News: Our direct sponsorship for children with special needs and for school children

Back to Life is bringing back its direct sponsorships. We have decided to introduce this sponsorship model again, as all too often we are encountering very poor, ill-fated children that require sustained support, yet are not covered by our regular project areas. Without support these children will probably never get a chance to receive an adequate education or urgently needed medical help. Back to Life wants to reach out to these kids and support them through tailored individual sponsorship. We invite you to join us!
We are offering two new options besides the well-known Birth Centre Sponsorship and School Sponsorship:
1. DIRECT SPONSORSHIP FOR SCHOOL CHILDREN (from poor families in our project areas) -> Monthly support per child: 50 EUR
2. DIRECT SPONSORSHIP FOR CHILDREN WITH SPECIAL NEEDS (social orphans, children with disabilities, extreme hardship cases, and medical emergencies) -> Monthly support per child: 75 EUR
As part of these new sponsorship models, you will have many opportunities to engage with your sponsored child:
• You will receive two reports per year with pictures, following the development of the child and its family
• We will facilitate letter exchange via e-mail between you and the sponsored child (frequency may vary depending on age and language skills)
• We offer the opportunity to visit your sponsored child in its home village in Nepal (travel costs not included
• We also buy presents for your sponsored child according to your ideas and budget (costs for presents not included)
The number of direct sponsorships is limited in order to guarantee high quality in our support for children and sponsorship management. If you are interested to become a sponsor, please send an email to or call us at +49(0)6172-6626997.

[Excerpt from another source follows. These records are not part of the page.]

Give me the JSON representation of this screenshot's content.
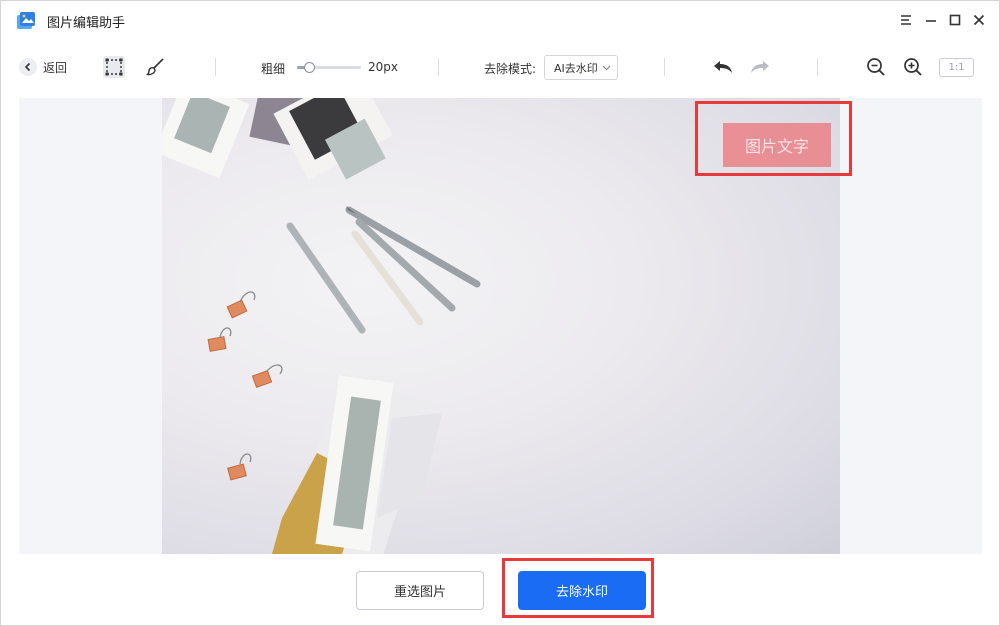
{
  "app": {
    "title": "图片编辑助手"
  },
  "toolbar": {
    "back_label": "返回",
    "brush_size_label": "粗细",
    "brush_size_value": "20px",
    "brush_size_fraction": 0.2,
    "mode_label": "去除模式:",
    "mode_value": "AI去水印",
    "ratio_label": "1:1"
  },
  "canvas": {
    "watermark_text": "图片文字"
  },
  "actions": {
    "reselect_label": "重选图片",
    "remove_label": "去除水印"
  },
  "colors": {
    "primary": "#1a6cf5",
    "highlight": "#e8393b",
    "watermark": "#eb787d"
  },
  "icons": [
    "app-logo-icon",
    "menu-icon",
    "minimize-icon",
    "maximize-icon",
    "close-icon",
    "back-icon",
    "rect-select-icon",
    "brush-icon",
    "undo-icon",
    "redo-icon",
    "zoom-out-icon",
    "zoom-in-icon"
  ]
}
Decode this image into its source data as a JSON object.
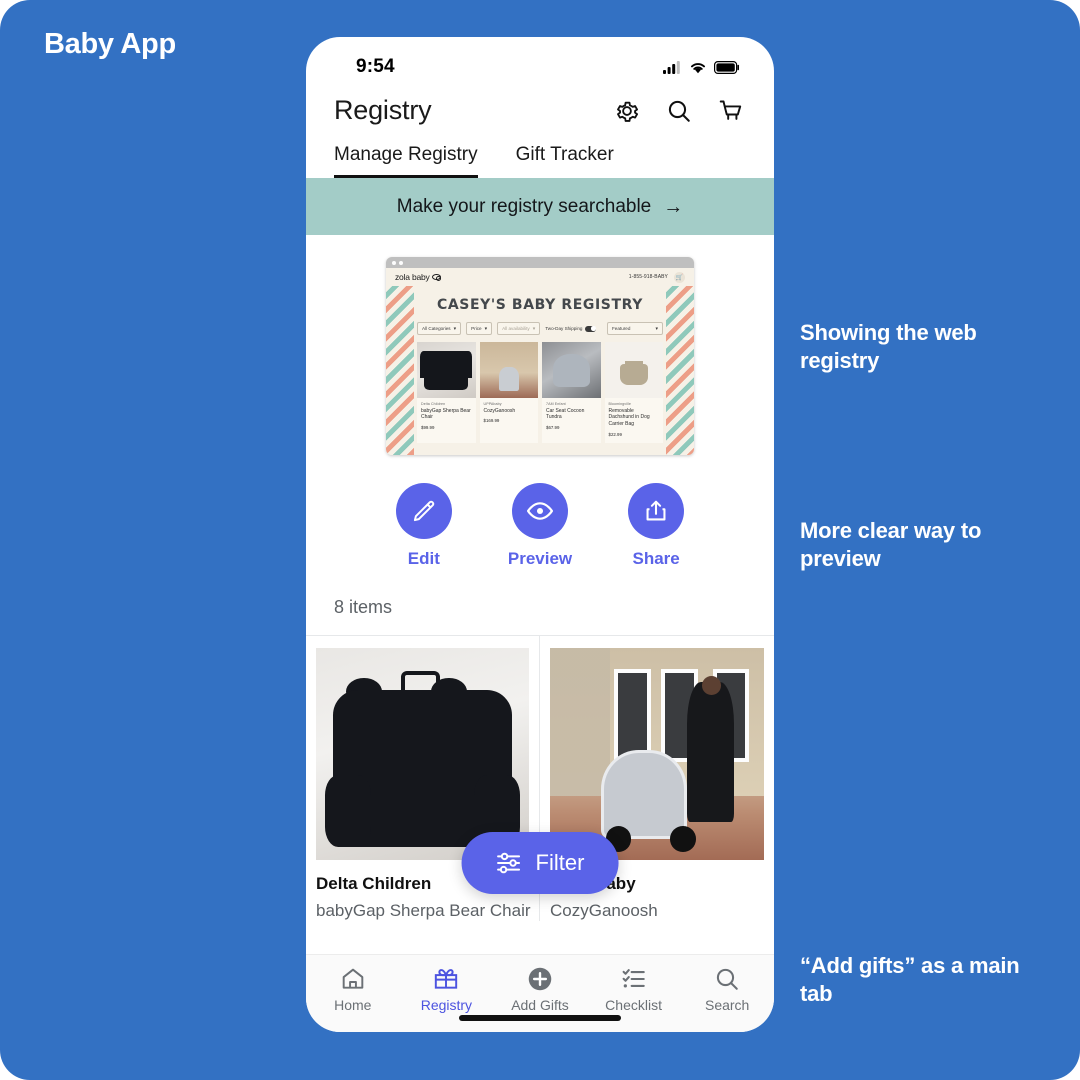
{
  "slide": {
    "title": "Baby App",
    "background_color": "#3371C3"
  },
  "annotations": [
    {
      "text": "Showing the web registry"
    },
    {
      "text": "More clear way to preview"
    },
    {
      "text": "“Add gifts” as a main tab"
    }
  ],
  "phone": {
    "status_bar": {
      "time": "9:54",
      "icons": [
        "cellular-signal-icon",
        "wifi-icon",
        "battery-icon"
      ]
    },
    "nav": {
      "title": "Registry",
      "actions": [
        {
          "name": "settings",
          "icon": "gear-icon"
        },
        {
          "name": "search",
          "icon": "search-icon"
        },
        {
          "name": "cart",
          "icon": "cart-icon"
        }
      ]
    },
    "tabs": [
      {
        "label": "Manage Registry",
        "active": true
      },
      {
        "label": "Gift Tracker",
        "active": false
      }
    ],
    "banner": {
      "text": "Make your registry searchable",
      "arrow": "→",
      "color": "#A3CCC7"
    },
    "web_preview": {
      "logo": "zola baby",
      "phone_number": "1-855-918-BABY",
      "page_title": "CASEY'S BABY REGISTRY",
      "filters": [
        {
          "label": "All Categories",
          "type": "dropdown"
        },
        {
          "label": "Price",
          "type": "dropdown"
        },
        {
          "label": "All availability",
          "type": "dropdown",
          "muted": true
        },
        {
          "label": "Two-Day Shipping",
          "type": "toggle"
        }
      ],
      "sort": {
        "label": "Featured"
      },
      "products": [
        {
          "brand": "Delta Children",
          "name": "babyGap Sherpa Bear Chair",
          "price": "$99.99",
          "art": "art-chair"
        },
        {
          "brand": "UPPAbaby",
          "name": "CozyGanoosh",
          "price": "$169.99",
          "art": "art-stroller"
        },
        {
          "brand": "7AM Enfant",
          "name": "Car Seat Cocoon Tundra",
          "price": "$67.99",
          "art": "art-carseat"
        },
        {
          "brand": "Bloomingville",
          "name": "Removable Dachshund in Dog Carrier Bag",
          "price": "$22.99",
          "art": "art-bag"
        }
      ]
    },
    "actions": [
      {
        "label": "Edit",
        "icon": "pencil-icon"
      },
      {
        "label": "Preview",
        "icon": "eye-icon"
      },
      {
        "label": "Share",
        "icon": "share-icon"
      }
    ],
    "items_count": "8 items",
    "product_cards": [
      {
        "brand": "Delta Children",
        "name": "babyGap Sherpa Bear Chair"
      },
      {
        "brand": "UPPAbaby",
        "name": "CozyGanoosh"
      }
    ],
    "filter_button": {
      "label": "Filter",
      "icon": "sliders-icon"
    },
    "tab_bar": [
      {
        "label": "Home",
        "icon": "home-icon",
        "active": false
      },
      {
        "label": "Registry",
        "icon": "gift-icon",
        "active": true
      },
      {
        "label": "Add Gifts",
        "icon": "plus-circle-icon",
        "active": false
      },
      {
        "label": "Checklist",
        "icon": "checklist-icon",
        "active": false
      },
      {
        "label": "Search",
        "icon": "search-icon",
        "active": false
      }
    ]
  },
  "colors": {
    "accent_purple": "#5A63E8",
    "banner_green": "#A3CCC7",
    "slide_blue": "#3371C3"
  }
}
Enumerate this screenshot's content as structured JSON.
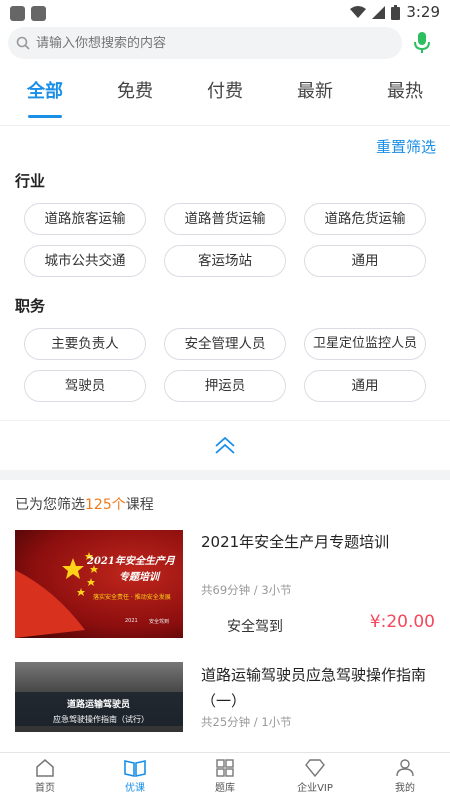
{
  "status": {
    "time": "3:29"
  },
  "search": {
    "placeholder": "请输入你想搜索的内容"
  },
  "tabs": [
    {
      "label": "全部"
    },
    {
      "label": "免费"
    },
    {
      "label": "付费"
    },
    {
      "label": "最新"
    },
    {
      "label": "最热"
    }
  ],
  "filter": {
    "reset_label": "重置筛选",
    "industry": {
      "title": "行业",
      "options": [
        "道路旅客运输",
        "道路普货运输",
        "道路危货运输",
        "城市公共交通",
        "客运场站",
        "通用"
      ]
    },
    "position": {
      "title": "职务",
      "options": [
        "主要负责人",
        "安全管理人员",
        "卫星定位监控人员",
        "驾驶员",
        "押运员",
        "通用"
      ]
    }
  },
  "result": {
    "prefix": "已为您筛选",
    "count": "125个",
    "suffix": "课程"
  },
  "courses": [
    {
      "title": "2021年安全生产月专题培训",
      "meta": "共69分钟 / 3小节",
      "tag": "安全驾到",
      "price": "¥:20.00",
      "thumb_line1": "2021年安全生产月",
      "thumb_line2": "专题培训",
      "thumb_line3": "落实安全责任 · 推动安全发展",
      "thumb_year": "2021",
      "thumb_brand": "安全驾到"
    },
    {
      "title": "道路运输驾驶员应急驾驶操作指南（一）",
      "meta": "共25分钟 / 1小节",
      "thumb_line1": "道路运输驾驶员",
      "thumb_line2": "应急驾驶操作指南（试行）"
    }
  ],
  "bottom_nav": [
    {
      "label": "首页"
    },
    {
      "label": "优课"
    },
    {
      "label": "题库"
    },
    {
      "label": "企业VIP"
    },
    {
      "label": "我的"
    }
  ],
  "colors": {
    "accent": "#1a8fe8",
    "price": "#f5485c",
    "count": "#f07a1a",
    "mic": "#2dbe60"
  }
}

As an example of our new direct sponsorship models, please meet Jay Prakash. Fortunately, the little boy has already found a sponsor and is now able to receive support through Back to Life:
It is the nightmare of all parents: an everyday situation gets out of control and your own child is so badly injured that it has to suffer the consequences for his entire life. Jay Prakash was only 6 months old when he tripped and fell into the open fire place at his home.
The right side of his torso, his head, and his right hand got burned badly. His family from the village of Ratapani in Mugu did everything they could to save his life. They took him to a hospital and heavily indebted themselves to cover the treatment costs. Fortunately, the boy’s life could be saved. However, his right hand had to be amputated and his scalp remained disfigured.
His father still works as a day labourer in India to look after his family and settle the debt. Today, Jay is 9 years old and holding his ground. His disability is severely restricting him, yet he’s pushing through these difficulties and tries to keep up with his peers. In Mugu, living with disabilities can be especially hard as infrastructure is not adjusted to special needs and social marginalisation is often exacerbating the physical issues. This is also Jay’s experience – the other children in his village rarely want to play with him. The boy is traumatised, intimidated, and often lonely.
Our Back to Life-team has spotted him by chance at his home village, which is not actually part of our project sites. Nevertheless, as his story has deeply touched us we have decided to help him living a full and dignified life. With the kind support of a Back to Life-sponsor, we have now moved Jay into a facility for children with disabilities in Gamghadi, where he will be taken good care off. The private Thapa Memorial Secondary School with an attached boarding home is the only option to give the boy the support he needs, whilst still residing in relative proximity to his family. Although he will now see his parents and siblings less frequently, the contact with other children who have similar limitations as he does is comforting the boy. After only a few weeks he has found playmates and impressed everyone in the boarding school with his strong will and team spirit.
At the moment, the teachers are still assessing which grade would be the best match for his skill level. He will certainly have to catch up on some basic as well as English. Yet, everyone is confident that Jay will make it - he really is a fighter. During the next school holidays, we will take him to Kathmandu for medical tests and examinations. Maybe he might also be equipped with a prosthesis. Anyway, Jay will surely find his path.